When the Liza Phase 2 development comes on stream this quarter and reaches full production later this year, Hess Corporation expects to collect 24 lifts from its Guyana operations. It would also be well positioned to clear off its US$500M term loan.
Making this disclosure last Wednesday was John Rielly, the Chief Financial Officer for Hess Corporation. He was at the time providing shareholders with a fiscal review of the company’s performance in the fourth quarter of 2021.
In the first quarter of 2022, Rielly said, “We expect to have three liftings from Guyana with two lifts coming from the Liza Destiny and our first lift from the Liza Unity expected to occur at the end of March. In the second quarter, we expect a total of five liftings. After the Liza Unity reaches full production, which is currently projected for the third quarter of this year, we expect to have eight liftings per quarter in Guyana from these two FPSOs.”
In total, Rielly said Hess expects 24 lifts for 2022 in Guyana.
After startup of the Liza Phase 2 development, Rielly said the company intends to pay off the remaining US$500 million on its term loan and increase dividend to shareholders.

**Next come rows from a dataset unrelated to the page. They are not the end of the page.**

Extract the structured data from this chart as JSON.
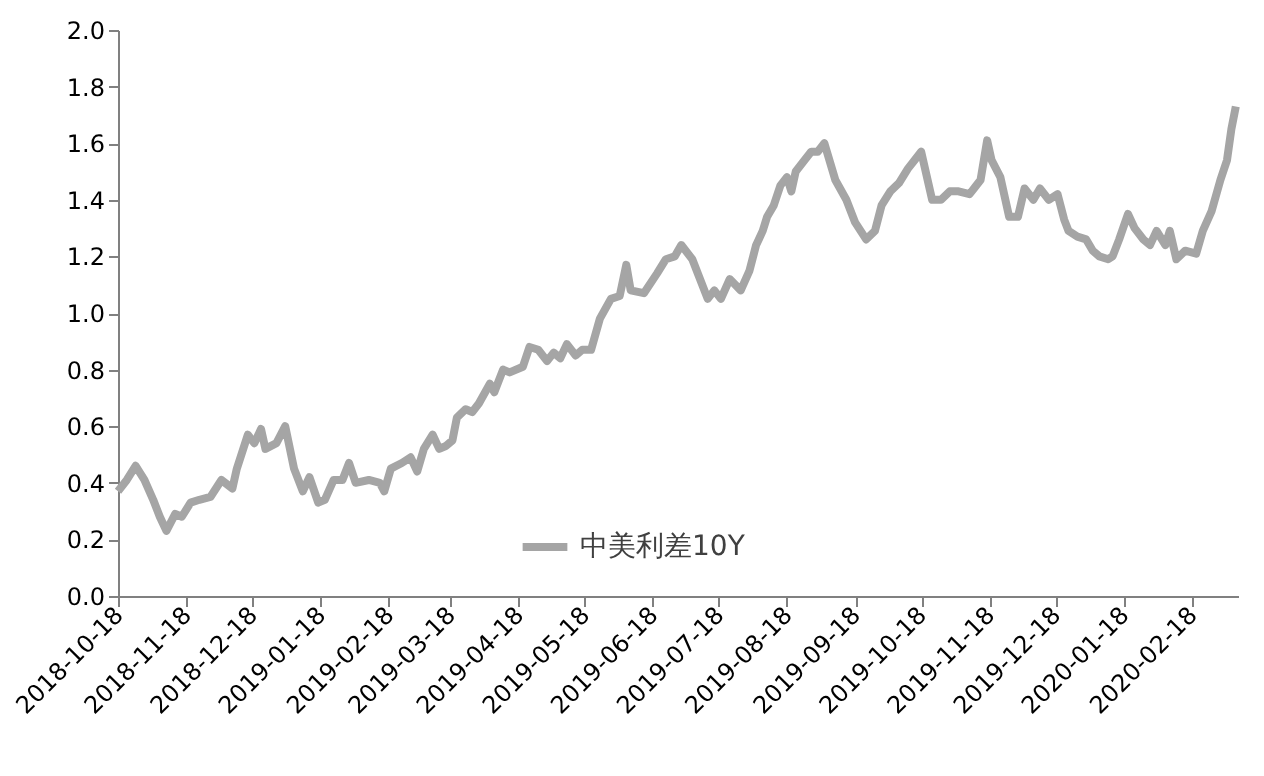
{
  "chart_data": {
    "type": "line",
    "x": [
      "2018-10-18",
      "2018-10-22",
      "2018-10-26",
      "2018-10-30",
      "2018-11-03",
      "2018-11-06",
      "2018-11-09",
      "2018-11-13",
      "2018-11-16",
      "2018-11-20",
      "2018-11-24",
      "2018-11-29",
      "2018-12-04",
      "2018-12-09",
      "2018-12-11",
      "2018-12-16",
      "2018-12-19",
      "2018-12-22",
      "2018-12-24",
      "2018-12-29",
      "2019-01-02",
      "2019-01-06",
      "2019-01-10",
      "2019-01-13",
      "2019-01-17",
      "2019-01-20",
      "2019-01-24",
      "2019-01-28",
      "2019-01-31",
      "2019-02-03",
      "2019-02-09",
      "2019-02-14",
      "2019-02-16",
      "2019-02-19",
      "2019-02-24",
      "2019-02-28",
      "2019-03-03",
      "2019-03-06",
      "2019-03-10",
      "2019-03-13",
      "2019-03-16",
      "2019-03-19",
      "2019-03-21",
      "2019-03-25",
      "2019-03-28",
      "2019-03-31",
      "2019-04-05",
      "2019-04-07",
      "2019-04-11",
      "2019-04-14",
      "2019-04-20",
      "2019-04-23",
      "2019-04-27",
      "2019-05-01",
      "2019-05-04",
      "2019-05-07",
      "2019-05-10",
      "2019-05-14",
      "2019-05-17",
      "2019-05-21",
      "2019-05-25",
      "2019-05-30",
      "2019-06-03",
      "2019-06-06",
      "2019-06-08",
      "2019-06-14",
      "2019-06-20",
      "2019-06-24",
      "2019-06-28",
      "2019-07-01",
      "2019-07-06",
      "2019-07-09",
      "2019-07-13",
      "2019-07-16",
      "2019-07-19",
      "2019-07-23",
      "2019-07-28",
      "2019-08-01",
      "2019-08-04",
      "2019-08-07",
      "2019-08-09",
      "2019-08-12",
      "2019-08-15",
      "2019-08-18",
      "2019-08-20",
      "2019-08-22",
      "2019-08-25",
      "2019-08-29",
      "2019-09-01",
      "2019-09-04",
      "2019-09-09",
      "2019-09-14",
      "2019-09-18",
      "2019-09-23",
      "2019-09-27",
      "2019-09-30",
      "2019-10-04",
      "2019-10-08",
      "2019-10-12",
      "2019-10-15",
      "2019-10-18",
      "2019-10-23",
      "2019-10-27",
      "2019-10-31",
      "2019-11-04",
      "2019-11-09",
      "2019-11-11",
      "2019-11-14",
      "2019-11-17",
      "2019-11-19",
      "2019-11-23",
      "2019-11-27",
      "2019-12-01",
      "2019-12-04",
      "2019-12-08",
      "2019-12-11",
      "2019-12-15",
      "2019-12-19",
      "2019-12-22",
      "2019-12-24",
      "2019-12-28",
      "2020-01-01",
      "2020-01-04",
      "2020-01-07",
      "2020-01-11",
      "2020-01-13",
      "2020-01-16",
      "2020-01-20",
      "2020-01-23",
      "2020-01-27",
      "2020-01-30",
      "2020-02-02",
      "2020-02-06",
      "2020-02-08",
      "2020-02-11",
      "2020-02-15",
      "2020-02-20",
      "2020-02-23",
      "2020-02-27",
      "2020-03-02",
      "2020-03-05",
      "2020-03-07",
      "2020-03-09"
    ],
    "series": [
      {
        "name": "中美利差10Y",
        "color": "#a5a5a5",
        "values": [
          0.37,
          0.41,
          0.46,
          0.41,
          0.34,
          0.28,
          0.23,
          0.29,
          0.28,
          0.33,
          0.34,
          0.35,
          0.41,
          0.38,
          0.45,
          0.57,
          0.54,
          0.59,
          0.52,
          0.54,
          0.6,
          0.45,
          0.37,
          0.42,
          0.33,
          0.34,
          0.41,
          0.41,
          0.47,
          0.4,
          0.41,
          0.4,
          0.37,
          0.45,
          0.47,
          0.49,
          0.44,
          0.52,
          0.57,
          0.52,
          0.53,
          0.55,
          0.63,
          0.66,
          0.65,
          0.68,
          0.75,
          0.72,
          0.8,
          0.79,
          0.81,
          0.88,
          0.87,
          0.83,
          0.86,
          0.84,
          0.89,
          0.85,
          0.87,
          0.87,
          0.98,
          1.05,
          1.06,
          1.17,
          1.08,
          1.07,
          1.14,
          1.19,
          1.2,
          1.24,
          1.19,
          1.13,
          1.05,
          1.08,
          1.05,
          1.12,
          1.08,
          1.15,
          1.24,
          1.29,
          1.34,
          1.38,
          1.45,
          1.48,
          1.43,
          1.5,
          1.53,
          1.57,
          1.57,
          1.6,
          1.47,
          1.4,
          1.32,
          1.26,
          1.29,
          1.38,
          1.43,
          1.46,
          1.51,
          1.54,
          1.57,
          1.4,
          1.4,
          1.43,
          1.43,
          1.42,
          1.44,
          1.47,
          1.61,
          1.54,
          1.48,
          1.34,
          1.34,
          1.44,
          1.4,
          1.44,
          1.4,
          1.42,
          1.33,
          1.29,
          1.27,
          1.26,
          1.22,
          1.2,
          1.19,
          1.2,
          1.26,
          1.35,
          1.3,
          1.26,
          1.24,
          1.29,
          1.24,
          1.29,
          1.19,
          1.22,
          1.21,
          1.29,
          1.36,
          1.47,
          1.54,
          1.65,
          1.73
        ]
      }
    ],
    "xlim": [
      "2018-10-18",
      "2020-03-10"
    ],
    "xticks": [
      "2018-10-18",
      "2018-11-18",
      "2018-12-18",
      "2019-01-18",
      "2019-02-18",
      "2019-03-18",
      "2019-04-18",
      "2019-05-18",
      "2019-06-18",
      "2019-07-18",
      "2019-08-18",
      "2019-09-18",
      "2019-10-18",
      "2019-11-18",
      "2019-12-18",
      "2020-01-18",
      "2020-02-18"
    ],
    "ylim": [
      0,
      2.0
    ],
    "yticks": [
      {
        "value": 0,
        "label": "0.0"
      },
      {
        "value": 0.2,
        "label": "0.2"
      },
      {
        "value": 0.4,
        "label": "0.4"
      },
      {
        "value": 0.6,
        "label": "0.6"
      },
      {
        "value": 0.8,
        "label": "0.8"
      },
      {
        "value": 1.0,
        "label": "1.0"
      },
      {
        "value": 1.2,
        "label": "1.2"
      },
      {
        "value": 1.4,
        "label": "1.4"
      },
      {
        "value": 1.6,
        "label": "1.6"
      },
      {
        "value": 1.8,
        "label": "1.8"
      },
      {
        "value": 2.0,
        "label": "2.0"
      }
    ],
    "legend": "bottom",
    "grid": false,
    "marker": "none",
    "line_style": "solid"
  }
}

“With our strong cash and liquidity positions, and our industry leading cash flow growth, we are well positioned to significantly improve our credit metrics and increase cash returns to our shareholders in the coming years,” the CFO expressed.

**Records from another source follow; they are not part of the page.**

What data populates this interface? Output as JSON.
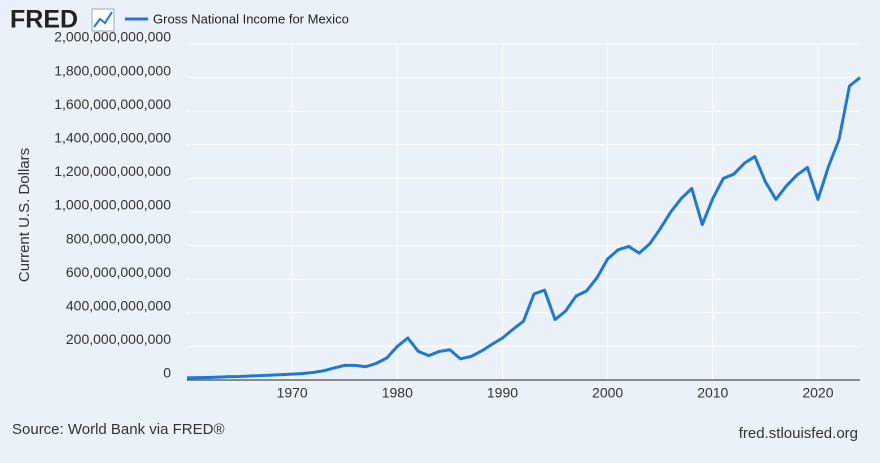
{
  "chart_data": {
    "type": "line",
    "logo": "FRED",
    "ylabel": "Current U.S. Dollars",
    "source": "Source: World Bank via FRED®",
    "site": "fred.stlouisfed.org",
    "x": [
      1960,
      1961,
      1962,
      1963,
      1964,
      1965,
      1966,
      1967,
      1968,
      1969,
      1970,
      1971,
      1972,
      1973,
      1974,
      1975,
      1976,
      1977,
      1978,
      1979,
      1980,
      1981,
      1982,
      1983,
      1984,
      1985,
      1986,
      1987,
      1988,
      1989,
      1990,
      1991,
      1992,
      1993,
      1994,
      1995,
      1996,
      1997,
      1998,
      1999,
      2000,
      2001,
      2002,
      2003,
      2004,
      2005,
      2006,
      2007,
      2008,
      2009,
      2010,
      2011,
      2012,
      2013,
      2014,
      2015,
      2016,
      2017,
      2018,
      2019,
      2020,
      2021,
      2022,
      2023,
      2024
    ],
    "series": [
      {
        "name": "Gross National Income for Mexico",
        "color": "#1f77d6",
        "values": [
          13000000000,
          14000000000,
          15000000000,
          17000000000,
          20000000000,
          21000000000,
          24000000000,
          26000000000,
          29000000000,
          32000000000,
          35000000000,
          39000000000,
          45000000000,
          55000000000,
          72000000000,
          87000000000,
          87000000000,
          79000000000,
          99000000000,
          131000000000,
          200000000000,
          250000000000,
          170000000000,
          145000000000,
          170000000000,
          180000000000,
          126000000000,
          140000000000,
          172000000000,
          212000000000,
          250000000000,
          302000000000,
          350000000000,
          512000000000,
          535000000000,
          360000000000,
          410000000000,
          500000000000,
          530000000000,
          610000000000,
          720000000000,
          775000000000,
          795000000000,
          755000000000,
          810000000000,
          900000000000,
          1000000000000,
          1080000000000,
          1140000000000,
          925000000000,
          1080000000000,
          1200000000000,
          1225000000000,
          1290000000000,
          1330000000000,
          1180000000000,
          1075000000000,
          1155000000000,
          1220000000000,
          1265000000000,
          1075000000000,
          1270000000000,
          1430000000000,
          1750000000000,
          1800000000000
        ]
      }
    ],
    "xlim": [
      1960,
      2024
    ],
    "xticks": [
      1970,
      1980,
      1990,
      2000,
      2010,
      2020
    ],
    "ylim": [
      0,
      2000000000000
    ],
    "yticks": [
      0,
      {
        "value": 200000000000,
        "label": "200,000,000,000"
      },
      {
        "value": 400000000000,
        "label": "400,000,000,000"
      },
      {
        "value": 600000000000,
        "label": "600,000,000,000"
      },
      {
        "value": 800000000000,
        "label": "800,000,000,000"
      },
      {
        "value": 1000000000000,
        "label": "1,000,000,000,000"
      },
      {
        "value": 1200000000000,
        "label": "1,200,000,000,000"
      },
      {
        "value": 1400000000000,
        "label": "1,400,000,000,000"
      },
      {
        "value": 1600000000000,
        "label": "1,600,000,000,000"
      },
      {
        "value": 1800000000000,
        "label": "1,800,000,000,000"
      },
      {
        "value": 2000000000000,
        "label": "2,000,000,000,000"
      }
    ],
    "grid": true
  }
}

He said the company remains committed to returning the majority of its increasing free cash flow to shareholders through further dividend increases and share repurchases.
OilNOW previously reported that the US$6 billion Liza Phase 2 development will have a total of six drill centers as well as approximately 30 wells, including 15 for production, nine for water injection and six for gas injection.
The project will utilize the Liza Unity FPSO which was constructed in Singapore. The vessel will have a gross production capacity of 220,000 barrels of oil per day and will develop approximately 600 million barrels of oil.